This week in search looks at ‘speakable’ schema markup, Facebook’s financial fortunes, the move to HTTPS and more…
Google updates its search quality rating guidelines
Google has published a revised version of the 164-page set of search quality rater guidelines used to help human ‘quality raters’ evaluate online content and provide feedback to Google.
The raters are given actual searches to conduct, drawn from real searches on Google. They then rate the quality of pages that appear in the top results.
According to search engine land and Jennifer Slegg a speaker at SMX Advanced highlighted that there are several new notable areas Google wants raters to focus on. She said: “The most noticeable for content creators is that Google wants their raters to not only look at the reputation of the website itself, but also the content creators themselves.
“This is one area that many sites fall down on. They might have an ‘About Us’ page, but the bios of their authors are sorely lacking. It also means that those accepting contributions from those not working for the site in question need to keep an eye on the reputation of their contributors as well.
“If content is created by someone with a great reputation, it makes sense for Google to rank that content higher than from someone with a bad reputation since it is generally a better user experience for the searcher.”
Facebook shares plummet on low forecast
As we mentioned earlier in the week, it was expected that shares in social media giant Facebook would be boosted by a renewed faith in the brand following on from the Cambridge Analytica scandal. Oh how wrong we were…
What actually happened is that Facebook lost about $119 billion of its value on Thursday, marking the biggest one-day loss in U.S. market history.
The company’s shares plunged $41.24, or almost 19 percent, to $176.26 a day after the social media giant reported disappointing results. The slide is the largest decline in market capitalisation in history, exceeding Intel’s $91 billion single-day loss in September 2000, according to Bloomberg data.
Founder and CEO Mark Zuckerberg saw his fortune drop by $15.9 billion to roughly $71 billion.
Google releases ‘speakable’ markup
Google has released new markup and schema aimed at bringing more news content to the Google Assistant and Google Home devices.
The search giant has announced new markup aimed at news publishers looking to get their content into the Google Assistant. This new markup, named speakable, enables publishers to mark up sections of a news article that are most relevant to be read aloud by the Google Assistant, including devices like Google Home.

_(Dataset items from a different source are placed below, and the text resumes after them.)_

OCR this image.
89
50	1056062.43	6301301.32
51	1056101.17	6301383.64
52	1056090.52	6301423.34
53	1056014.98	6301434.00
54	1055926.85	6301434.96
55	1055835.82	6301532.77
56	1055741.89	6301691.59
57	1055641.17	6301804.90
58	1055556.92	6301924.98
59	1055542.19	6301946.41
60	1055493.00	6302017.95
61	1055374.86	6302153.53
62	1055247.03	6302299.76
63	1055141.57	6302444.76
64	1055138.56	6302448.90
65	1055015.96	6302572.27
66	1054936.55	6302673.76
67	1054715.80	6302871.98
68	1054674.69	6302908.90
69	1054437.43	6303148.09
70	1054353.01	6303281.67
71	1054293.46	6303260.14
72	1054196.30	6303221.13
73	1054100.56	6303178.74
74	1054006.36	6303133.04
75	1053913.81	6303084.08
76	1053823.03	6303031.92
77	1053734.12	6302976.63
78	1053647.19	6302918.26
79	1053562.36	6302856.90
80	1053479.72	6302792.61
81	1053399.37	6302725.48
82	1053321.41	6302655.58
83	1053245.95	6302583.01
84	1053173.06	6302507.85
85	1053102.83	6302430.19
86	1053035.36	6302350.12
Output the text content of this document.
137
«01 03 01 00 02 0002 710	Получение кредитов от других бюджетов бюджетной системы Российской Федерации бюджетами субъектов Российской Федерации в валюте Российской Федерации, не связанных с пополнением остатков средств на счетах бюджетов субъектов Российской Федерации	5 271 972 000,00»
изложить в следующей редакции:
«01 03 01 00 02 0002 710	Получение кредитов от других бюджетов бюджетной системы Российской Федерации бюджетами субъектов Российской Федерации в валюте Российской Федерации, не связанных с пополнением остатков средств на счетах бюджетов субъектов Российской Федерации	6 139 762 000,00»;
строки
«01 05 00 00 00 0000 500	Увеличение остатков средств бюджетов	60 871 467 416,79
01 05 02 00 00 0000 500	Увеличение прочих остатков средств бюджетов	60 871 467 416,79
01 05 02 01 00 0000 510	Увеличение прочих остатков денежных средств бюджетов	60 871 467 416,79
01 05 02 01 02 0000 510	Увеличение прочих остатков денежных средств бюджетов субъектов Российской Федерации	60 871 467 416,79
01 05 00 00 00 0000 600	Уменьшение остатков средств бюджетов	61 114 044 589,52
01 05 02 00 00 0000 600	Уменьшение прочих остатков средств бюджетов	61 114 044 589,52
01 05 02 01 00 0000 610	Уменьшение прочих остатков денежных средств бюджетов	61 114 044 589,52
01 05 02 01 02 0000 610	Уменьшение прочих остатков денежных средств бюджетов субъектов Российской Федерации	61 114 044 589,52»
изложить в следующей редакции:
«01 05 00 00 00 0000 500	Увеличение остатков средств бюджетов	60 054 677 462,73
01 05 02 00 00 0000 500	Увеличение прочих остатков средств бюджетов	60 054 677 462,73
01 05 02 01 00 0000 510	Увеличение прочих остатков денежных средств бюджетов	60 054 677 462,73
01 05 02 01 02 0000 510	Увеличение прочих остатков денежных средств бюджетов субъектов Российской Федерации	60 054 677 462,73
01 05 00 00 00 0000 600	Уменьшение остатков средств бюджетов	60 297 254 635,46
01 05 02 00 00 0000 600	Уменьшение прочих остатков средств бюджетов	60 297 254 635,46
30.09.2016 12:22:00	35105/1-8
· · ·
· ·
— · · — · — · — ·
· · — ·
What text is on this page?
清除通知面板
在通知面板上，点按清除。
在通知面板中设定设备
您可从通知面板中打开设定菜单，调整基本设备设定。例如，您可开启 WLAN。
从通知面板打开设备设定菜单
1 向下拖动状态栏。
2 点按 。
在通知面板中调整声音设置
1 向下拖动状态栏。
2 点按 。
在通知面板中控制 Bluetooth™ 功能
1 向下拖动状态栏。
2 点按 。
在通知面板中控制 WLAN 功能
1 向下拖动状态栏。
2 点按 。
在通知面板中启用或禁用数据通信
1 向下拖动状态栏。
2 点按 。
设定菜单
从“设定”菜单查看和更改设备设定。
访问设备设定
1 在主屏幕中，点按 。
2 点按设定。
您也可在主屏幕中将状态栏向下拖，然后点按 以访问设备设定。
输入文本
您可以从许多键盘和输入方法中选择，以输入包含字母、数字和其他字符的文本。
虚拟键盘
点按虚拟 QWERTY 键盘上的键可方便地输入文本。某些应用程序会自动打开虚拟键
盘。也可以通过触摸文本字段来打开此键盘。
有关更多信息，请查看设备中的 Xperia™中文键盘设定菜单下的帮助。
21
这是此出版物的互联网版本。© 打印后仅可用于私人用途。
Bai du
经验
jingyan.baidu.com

The features are now available for English language users in the US. Google said it hopes to launch the capability in other languages and countries “as soon as a sufficient number of publishers have implemented speakable.”
Schema.org published the following technical and content guidelines this week:
Don’t add speakable structured data to content that may sound confusing in voice-only and voice-forward situations, like datelines (location where the story was reported), photo captions, or source attributions.
Rather than highlighting an entire article with speakable structured data, focus on key points. This allows listeners to get an idea of the story and not have the TTS readout cut off important details.
Content indicated by speakable structured data should have concise headlines and/or summaries that provide users with comprehensible and useful information.
If you include the top of the story in speakable structured data, we suggest that you rewrite the top of the story to break up information into individual sentences so that it reads more clearly for TTS.
For optimal audio user experiences, we recommend around 20-30 seconds of content per section of speakable structured data, or roughly two to three sentences.
Chrome starts telling users HTTP sites are not secure
Google is releasing Chrome 68 that will begin marking pages not using HTTPS URLs as not secure.
Instead of the small “i” icon for HTTP URLs, Chrome will add a “Not secure” label of text to that. Here is what it looks like today before users upgrade to Chrome 68. Note, most of those who download Chrome are set for automatic browser updates and thus will be upgraded to Chrome 68 automatically in the future.
According to Barry Schwartz it is strongly recommended to upgrade your website to HTTPS URLs and be secure, even if your site does not ask for payment information, logins or other private information.
Facebook results expected to show faith in the brand
When Facebook reports earnings after the closing bell on Wednesday, investors will be taking a closer look at monthly and daily active user numbers to see if the Cambridge Analytica data scandal and other negative stories have driven users and advertisers away from the platform, or have had little effect.
Here’s what Wall Street is expecting:
- Estimated earnings per share: $1.72
- Estimated Revenue: $13.36 billion
- Estimated global monthly active users (MAUs): 2.25 billion
- Estimated global daily active users (DAUs): 1.49 billion
According to CNBC: “The first quarter, which included the first two weeks of the Cambridge Analytica scandal, saw usage levels increase to 185 million DAUs.”
“The latest quarter will include the rest of the time since it was revealed the data analytics firm, among other companies, improperly used information from Facebook users and their friends to target political marketing.
“This quarter is also when Facebook saw significant political fallout from the scandal, which required CEO Mark Zuckerberg to testify in front of the US Congress and in before the EU about Facebook’s ability to protect user data.
“Other noteworthy events, including the enactment of General Data Protection Regulation (GDPR) in the European Union — a set of rules that give users more control over their online data — also will be reflected in this period.”
We’ll keep our eye on this as it will be interesting to see if faith in the social media platform remains.